The British Vehicle Rental and Leasing Association (BVRLA), says car finance companies are now losing hundreds of millions due to unanticipated EV depreciation, prompting one executive to describe the situation as “extreme.”

Only a few years ago, used EVs were enjoying strong values driven by low supply and rising demand. In 2021 and 2022, as the market rode a post-COVID supply crunch, residual value models showed bullish forecasts for popular EVs. Leasing firms priced their contracts accordingly.

But valuation experts like CAP hpi began ringing alarm bells. Their analysts flagged that EV values were unsustainably high and corrected their forecast models downward. Despite this, many vehicles already on the road were financed on legacy assumptions. These are the vehicles now being returned with values well below their original forecasts.
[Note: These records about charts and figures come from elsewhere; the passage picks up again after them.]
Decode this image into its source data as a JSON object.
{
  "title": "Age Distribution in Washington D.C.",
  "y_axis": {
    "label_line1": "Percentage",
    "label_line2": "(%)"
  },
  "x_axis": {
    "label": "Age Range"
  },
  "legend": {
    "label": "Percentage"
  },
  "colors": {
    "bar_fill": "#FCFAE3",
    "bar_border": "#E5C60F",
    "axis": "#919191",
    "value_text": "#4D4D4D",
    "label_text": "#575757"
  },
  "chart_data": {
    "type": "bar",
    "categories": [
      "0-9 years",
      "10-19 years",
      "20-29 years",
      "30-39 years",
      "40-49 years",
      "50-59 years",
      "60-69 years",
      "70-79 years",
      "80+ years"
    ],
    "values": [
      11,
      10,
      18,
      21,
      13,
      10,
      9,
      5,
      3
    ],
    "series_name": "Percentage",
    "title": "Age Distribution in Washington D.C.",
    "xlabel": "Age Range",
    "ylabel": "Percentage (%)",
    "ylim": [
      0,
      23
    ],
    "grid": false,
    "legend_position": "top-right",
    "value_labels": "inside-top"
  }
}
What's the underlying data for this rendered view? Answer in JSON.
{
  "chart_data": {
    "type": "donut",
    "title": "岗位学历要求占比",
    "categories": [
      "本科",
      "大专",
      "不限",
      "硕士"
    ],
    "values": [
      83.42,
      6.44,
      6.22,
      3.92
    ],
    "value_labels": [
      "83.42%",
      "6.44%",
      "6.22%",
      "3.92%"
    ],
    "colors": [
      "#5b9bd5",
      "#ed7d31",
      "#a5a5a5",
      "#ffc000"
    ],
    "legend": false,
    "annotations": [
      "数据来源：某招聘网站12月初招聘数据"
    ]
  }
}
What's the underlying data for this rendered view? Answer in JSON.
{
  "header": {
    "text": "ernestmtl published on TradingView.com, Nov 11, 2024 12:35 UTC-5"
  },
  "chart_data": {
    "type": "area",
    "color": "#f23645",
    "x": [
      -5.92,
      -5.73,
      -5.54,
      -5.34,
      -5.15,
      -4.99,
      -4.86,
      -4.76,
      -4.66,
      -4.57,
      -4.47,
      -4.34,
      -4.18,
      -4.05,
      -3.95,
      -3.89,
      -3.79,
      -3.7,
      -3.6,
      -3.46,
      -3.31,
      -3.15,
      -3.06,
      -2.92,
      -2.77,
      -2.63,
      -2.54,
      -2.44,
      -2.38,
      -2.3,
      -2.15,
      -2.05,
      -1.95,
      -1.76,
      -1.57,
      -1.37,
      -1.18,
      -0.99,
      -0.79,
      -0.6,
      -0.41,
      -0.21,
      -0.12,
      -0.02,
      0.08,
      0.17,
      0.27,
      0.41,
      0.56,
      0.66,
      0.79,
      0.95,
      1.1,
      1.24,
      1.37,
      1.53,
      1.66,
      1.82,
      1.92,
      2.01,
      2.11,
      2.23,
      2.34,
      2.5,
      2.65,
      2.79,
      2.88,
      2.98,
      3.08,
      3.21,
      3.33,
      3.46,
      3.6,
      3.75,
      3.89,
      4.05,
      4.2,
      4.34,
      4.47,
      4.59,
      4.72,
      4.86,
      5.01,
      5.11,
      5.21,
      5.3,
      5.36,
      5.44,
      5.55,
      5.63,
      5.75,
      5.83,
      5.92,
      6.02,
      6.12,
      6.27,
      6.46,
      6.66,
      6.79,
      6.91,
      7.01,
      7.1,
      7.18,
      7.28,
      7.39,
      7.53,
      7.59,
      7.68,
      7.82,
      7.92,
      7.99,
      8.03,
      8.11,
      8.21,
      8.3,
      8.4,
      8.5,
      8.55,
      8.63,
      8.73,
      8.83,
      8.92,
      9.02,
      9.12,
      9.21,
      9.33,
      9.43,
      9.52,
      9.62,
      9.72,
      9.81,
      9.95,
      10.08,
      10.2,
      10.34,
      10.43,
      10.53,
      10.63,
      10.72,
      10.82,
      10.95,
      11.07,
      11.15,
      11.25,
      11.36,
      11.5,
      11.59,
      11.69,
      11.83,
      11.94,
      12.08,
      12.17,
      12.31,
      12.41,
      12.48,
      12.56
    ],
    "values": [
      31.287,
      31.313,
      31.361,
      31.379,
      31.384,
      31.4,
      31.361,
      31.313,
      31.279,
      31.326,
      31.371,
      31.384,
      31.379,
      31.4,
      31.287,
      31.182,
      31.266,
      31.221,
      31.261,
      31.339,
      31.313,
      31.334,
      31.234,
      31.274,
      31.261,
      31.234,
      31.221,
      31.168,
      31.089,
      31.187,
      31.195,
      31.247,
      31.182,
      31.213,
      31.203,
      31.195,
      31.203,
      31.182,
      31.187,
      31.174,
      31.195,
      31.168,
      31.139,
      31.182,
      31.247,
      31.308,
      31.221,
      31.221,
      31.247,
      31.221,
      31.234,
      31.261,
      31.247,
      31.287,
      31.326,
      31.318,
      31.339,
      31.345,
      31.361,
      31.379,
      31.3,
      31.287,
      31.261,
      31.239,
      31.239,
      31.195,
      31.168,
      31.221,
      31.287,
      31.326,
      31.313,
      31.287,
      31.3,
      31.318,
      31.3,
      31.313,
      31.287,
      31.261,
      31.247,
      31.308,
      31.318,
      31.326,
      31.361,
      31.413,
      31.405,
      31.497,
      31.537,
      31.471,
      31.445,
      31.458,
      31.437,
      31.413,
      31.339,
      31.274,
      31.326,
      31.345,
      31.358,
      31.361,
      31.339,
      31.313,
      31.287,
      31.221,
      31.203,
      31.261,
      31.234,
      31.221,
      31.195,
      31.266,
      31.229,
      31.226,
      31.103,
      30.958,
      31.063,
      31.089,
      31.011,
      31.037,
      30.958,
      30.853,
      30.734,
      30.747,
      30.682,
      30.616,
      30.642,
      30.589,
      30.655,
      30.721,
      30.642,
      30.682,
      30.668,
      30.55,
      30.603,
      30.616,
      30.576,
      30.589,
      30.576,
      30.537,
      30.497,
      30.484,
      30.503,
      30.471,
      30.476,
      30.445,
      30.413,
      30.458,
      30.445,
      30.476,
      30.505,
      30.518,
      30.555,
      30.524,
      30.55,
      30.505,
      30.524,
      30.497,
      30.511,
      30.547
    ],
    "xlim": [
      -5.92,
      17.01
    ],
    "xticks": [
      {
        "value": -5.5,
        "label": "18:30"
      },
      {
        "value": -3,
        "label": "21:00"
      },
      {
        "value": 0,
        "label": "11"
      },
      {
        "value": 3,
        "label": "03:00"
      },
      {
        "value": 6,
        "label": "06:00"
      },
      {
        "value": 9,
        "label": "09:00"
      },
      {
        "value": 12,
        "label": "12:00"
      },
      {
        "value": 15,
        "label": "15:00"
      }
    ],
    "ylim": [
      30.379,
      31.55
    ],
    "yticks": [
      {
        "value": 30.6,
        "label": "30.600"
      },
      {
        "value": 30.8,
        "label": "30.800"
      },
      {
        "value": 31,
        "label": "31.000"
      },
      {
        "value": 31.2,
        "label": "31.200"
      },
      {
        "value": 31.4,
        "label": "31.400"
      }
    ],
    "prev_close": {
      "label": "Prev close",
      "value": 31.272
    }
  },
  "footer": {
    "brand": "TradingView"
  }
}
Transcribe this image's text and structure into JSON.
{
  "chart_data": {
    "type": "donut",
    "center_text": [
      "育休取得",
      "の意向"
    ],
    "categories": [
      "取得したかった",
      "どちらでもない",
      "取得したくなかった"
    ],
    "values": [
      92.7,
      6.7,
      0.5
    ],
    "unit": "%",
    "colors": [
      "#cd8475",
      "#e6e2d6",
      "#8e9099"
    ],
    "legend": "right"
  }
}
Simon Frost, Head of Business Development at Bluestone Credit Management, says the current state of play is creating unwelcome headaches for lenders.

He recounts a recent case: “A colleague returned a three-year-old Tesla Model 3 with a GFV of £25,000. It was only worth £18,000. They would have gladly bought it for £20,000 and financed it again, but that option was never on the table. The result? A £7,000 hit to the lender, plus the costs of transport and remarketing.”

Frost says that while car finance firms are “looking for government support in the future, today’s reality is that many are haemorrhaging money as cars financed over the last three years, on PCP and leasing agreements, often fail to meet their forecast end-of-contract value. Add in the cost of transportation and remarketing, and the losses per car escalate.”